Александр Проханов - Надпись
Некоторое время стекло оставалось пустым, в легких разводах инея. Затем появился танк. Тяжелый, качая пушкой, продавил береговые кусты, тяжко съехал на лед, стал удаляться, оставляя клетчатые отпечатки. За танком волочился буксирный трос, будто извивалась змея. В открытом люке виднелось лицо механика, синеглазое, в ребристом танковом шлеме. Танк удалялся к острову, уменьшался, тянул колею, окутывался гарью. Чуть заметно поблескивал отвязавшийся трос. Снега розовели, переливались вечерним блеском. Танк дошел до середины реки и стал проваливаться. Оседал, продавливал лед, погружался кормой. Ухнул в глубь, оставляя черную клокочущую полынью, где что-то кипело, дымилось. И повсюду - на острове, по обоим берегам, в вечерних сопках - застучали, забили очереди, и звук был похож на стук весеннего дятла.

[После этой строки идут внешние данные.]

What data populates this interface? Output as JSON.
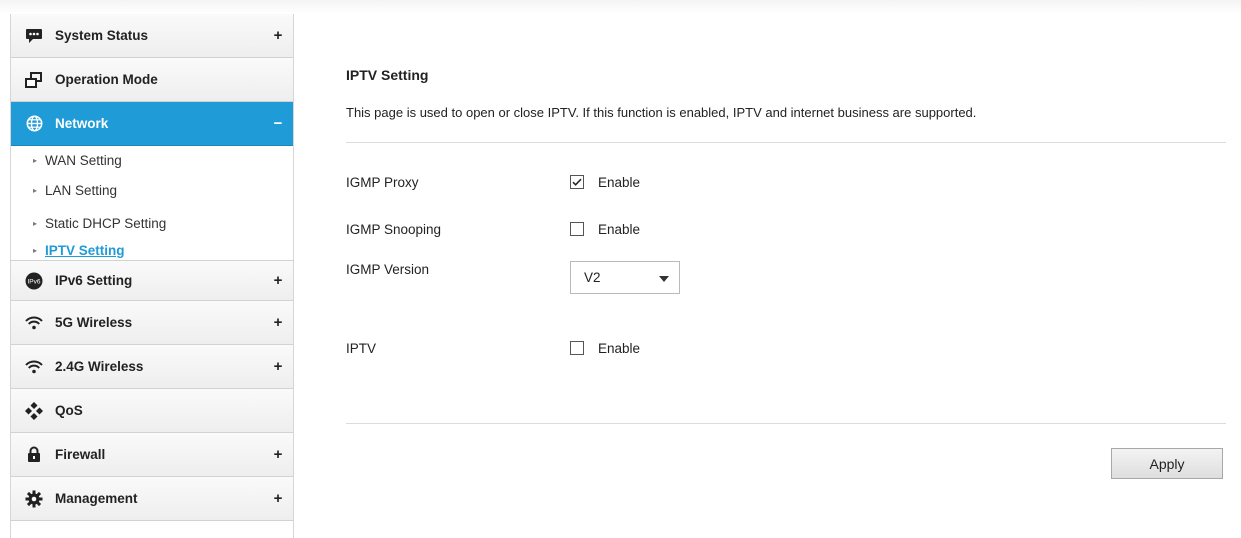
{
  "sidebar": {
    "items": [
      {
        "label": "System Status",
        "toggle": "+",
        "icon": "chat-icon"
      },
      {
        "label": "Operation Mode",
        "toggle": "",
        "icon": "windows-icon"
      },
      {
        "label": "Network",
        "toggle": "−",
        "icon": "globe-icon"
      },
      {
        "label": "IPv6 Setting",
        "toggle": "+",
        "icon": "ipv6-icon"
      },
      {
        "label": "5G Wireless",
        "toggle": "+",
        "icon": "wifi-icon"
      },
      {
        "label": "2.4G Wireless",
        "toggle": "+",
        "icon": "wifi-icon"
      },
      {
        "label": "QoS",
        "toggle": "",
        "icon": "qos-icon"
      },
      {
        "label": "Firewall",
        "toggle": "+",
        "icon": "lock-icon"
      },
      {
        "label": "Management",
        "toggle": "+",
        "icon": "gear-icon"
      }
    ],
    "network_sub": [
      {
        "label": "WAN Setting"
      },
      {
        "label": "LAN Setting"
      },
      {
        "label": "Static DHCP Setting"
      },
      {
        "label": "IPTV Setting"
      }
    ],
    "ipv6_badge": "IPv6",
    "active_color": "#1f9bd7"
  },
  "main": {
    "title": "IPTV Setting",
    "description": "This page is used to open or close IPTV. If this function is enabled, IPTV and internet business are supported.",
    "igmp_proxy": {
      "label": "IGMP Proxy",
      "option": "Enable",
      "checked": true
    },
    "igmp_snooping": {
      "label": "IGMP Snooping",
      "option": "Enable",
      "checked": false
    },
    "igmp_version": {
      "label": "IGMP Version",
      "value": "V2"
    },
    "iptv": {
      "label": "IPTV",
      "option": "Enable",
      "checked": false
    },
    "apply_label": "Apply"
  }
}
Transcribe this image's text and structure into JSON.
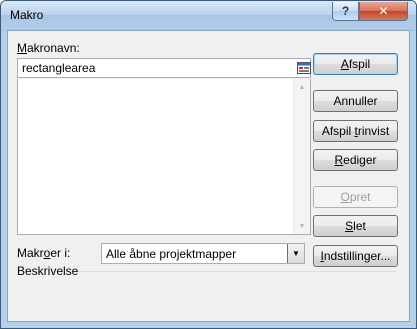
{
  "window": {
    "title": "Makro",
    "help_label": "?",
    "close_label": "✕"
  },
  "form": {
    "macro_name_label_key": "M",
    "macro_name_label_rest": "akronavn:",
    "macro_name_value": "rectanglearea",
    "macros_in_label_pre": "Makr",
    "macros_in_label_key": "o",
    "macros_in_label_post": "er i:",
    "macros_in_value": "Alle åbne projektmapper",
    "description_label": "Beskrivelse"
  },
  "buttons": {
    "run_key": "A",
    "run_rest": "fspil",
    "cancel": "Annuller",
    "step_pre": "Afspil ",
    "step_key": "t",
    "step_post": "rinvist",
    "edit_key": "R",
    "edit_rest": "ediger",
    "create_key": "O",
    "create_rest": "pret",
    "delete_key": "S",
    "delete_rest": "let",
    "options_key": "I",
    "options_rest": "ndstillinger..."
  },
  "state": {
    "create_enabled": false
  },
  "icons": {
    "reference": "collapse-dialog-icon",
    "scroll_up": "scroll-up-arrow-icon",
    "scroll_down": "scroll-down-arrow-icon",
    "dropdown": "chevron-down-icon"
  }
}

Виденья пропали и больше не появлялись. Обессиленный, утонул в подушках, желая забыться. Вошла Валентина:
- Принял таблетки? Давай температуру померим… Передали в новостях, на Дальнем Востоке, на реке Уссури столкновения с китайцами. Есть убитые. Называли какой-то остров. Не то Таманский, не то Долматский.
- Знаю, - слабо ответил Коробейников. - Я там сейчас был.
Валентина решила, что бред его продолжается. Щупала лоб, подносила к губам горячий, пахнущий лимоном чай. Он не разубеждал ее. Погружался в сон, стараясь сохранить на дне глазных яблок черно-белые отпечатки видений. Среди дня вошла Валентина:
- Тебя просит по телефону какой-то подполковник Миронов. Я сказала, ты болен. Но он очень просит только на два слова.
- Дай телефон.
Пластмассовая трубка была холодной, приятной на ощупь.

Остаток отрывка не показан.